Joshi declined to say whether he included the controversial plan for a 16-story tower block above Liverpool Street station.
This was suggested by Sellar, whose Shard at London Bridge remains the capital’s tallest building at 310m (1,017ft).
55 Bishopsgate will be 10 m (33 feet) shorter than 22 Bishopsgate, which was completed two years ago and is now the tallest building on the Square Mile.
Other tower blocks currently under construction include One Leadenhall, a 35-story tower north of Leadenhall Market.
A 33-story tower was approved for 70 Gracechurch Street last year, a 150 m (492 feet) tower at 50 Fenchurch Street was also approved, and another tower was proposed near the Walkie Talkie.
Historic England seeks to lower the height of the proposed tower block at 55 Bishopsgate. He says the current plan will “harm both the city’s historic environment and the wider London skyline”, particularly the views of St Paul’s and Whitehall from Waterloo Bridge when viewed over St James’ Park lake.
Mr. Joshi said the City Corporation will preserve historic buildings while determining its planning practices, while trying to ensure that the most modern workspaces are provided.
“We have to strike a balance on the Square Mile,” he said. “We are not Manhattan in the sense that we have a Roman history to preserve; We have historical buildings to look at.
“We have a responsibility to preserve the historical and cultural fabric that makes the Square Mile what it is.”
When asked about the scale of demand for new office space, he said Bloomberg’s “Pret index,” which uses sandwich shop sales figures to compare global cities, shows London’s economy is “rebounding harder and stronger” than rivals like New York and Tokyo. .
This was supported by Transport for London passenger data, which showed that trips were about 80 percent of normal, although fewer workers came to the office on Monday and Friday.
City Corporation now wants developers to consider whether office buildings can be retrofitted before allowing proposals aimed at demolishing skyscrapers to be considered.
“I think that’s the biggest agenda item we have to address in terms of planning in the commercial real estate world,” said Joshi.
“We expect developers to come to us with a renovation argument first. You have to have a good argument to explain why that building can’t be retrofitted and you can’t use the existing carbon to bring that building to a commercial state.
“They need to get past this hurdle before getting into any pre-application discussion about development plans.”

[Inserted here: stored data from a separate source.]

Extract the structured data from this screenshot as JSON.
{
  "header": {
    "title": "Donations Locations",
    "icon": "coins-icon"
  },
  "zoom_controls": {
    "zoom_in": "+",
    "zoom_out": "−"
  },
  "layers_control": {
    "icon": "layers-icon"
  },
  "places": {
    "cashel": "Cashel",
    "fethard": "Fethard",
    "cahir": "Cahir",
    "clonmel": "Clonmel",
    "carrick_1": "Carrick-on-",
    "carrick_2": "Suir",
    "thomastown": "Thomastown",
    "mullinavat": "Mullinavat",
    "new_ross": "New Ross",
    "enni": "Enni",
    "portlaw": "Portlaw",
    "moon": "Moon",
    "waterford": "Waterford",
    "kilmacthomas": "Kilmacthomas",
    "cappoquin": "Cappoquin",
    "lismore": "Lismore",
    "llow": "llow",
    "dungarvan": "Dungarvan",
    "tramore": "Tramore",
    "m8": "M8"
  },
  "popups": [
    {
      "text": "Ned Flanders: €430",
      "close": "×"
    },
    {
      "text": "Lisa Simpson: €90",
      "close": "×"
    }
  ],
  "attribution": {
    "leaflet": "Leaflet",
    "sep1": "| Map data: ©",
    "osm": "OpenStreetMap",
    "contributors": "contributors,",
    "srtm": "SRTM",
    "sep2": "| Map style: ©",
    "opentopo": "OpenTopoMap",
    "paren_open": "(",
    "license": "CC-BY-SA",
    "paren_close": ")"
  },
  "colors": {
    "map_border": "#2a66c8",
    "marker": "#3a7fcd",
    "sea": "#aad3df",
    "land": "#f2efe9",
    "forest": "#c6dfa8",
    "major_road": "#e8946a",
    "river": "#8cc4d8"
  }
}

Peter Murray, co-founder of New London Architecture, said the new developments were “good news” and countered perceptions that “everything has come to a standstill” due to the pandemic and economic downturn.
He said: “There are several reasons for this. One is ‘flight to quality’ – companies with upcoming leases want to move to the newest offices and improve themselves [staff] well-being
“This means there will be second-hand office space, which is a bit more problematic. But they have a feeling. [property] Agents in the city say that when these new buildings are completed in five years, there will be a shortage rather than an abundance of office space.
“Firms like HSBC in Canary Wharf are reviewing their location and looking for something smaller. Maybe the City of London will become more attractive as a location for larger companies.”
said 300pearl Next year, the anniversary of Sir Christopher Wren’s death, would bring visitors from all over the world to London.
“The City of London is very different from most of the ‘old town’ areas of Europe, such as Madrid, Rome and Paris, which are kept in jelly and are barely touched,” Murray said. “The City of London has always been sensitive to the needs of the business community.”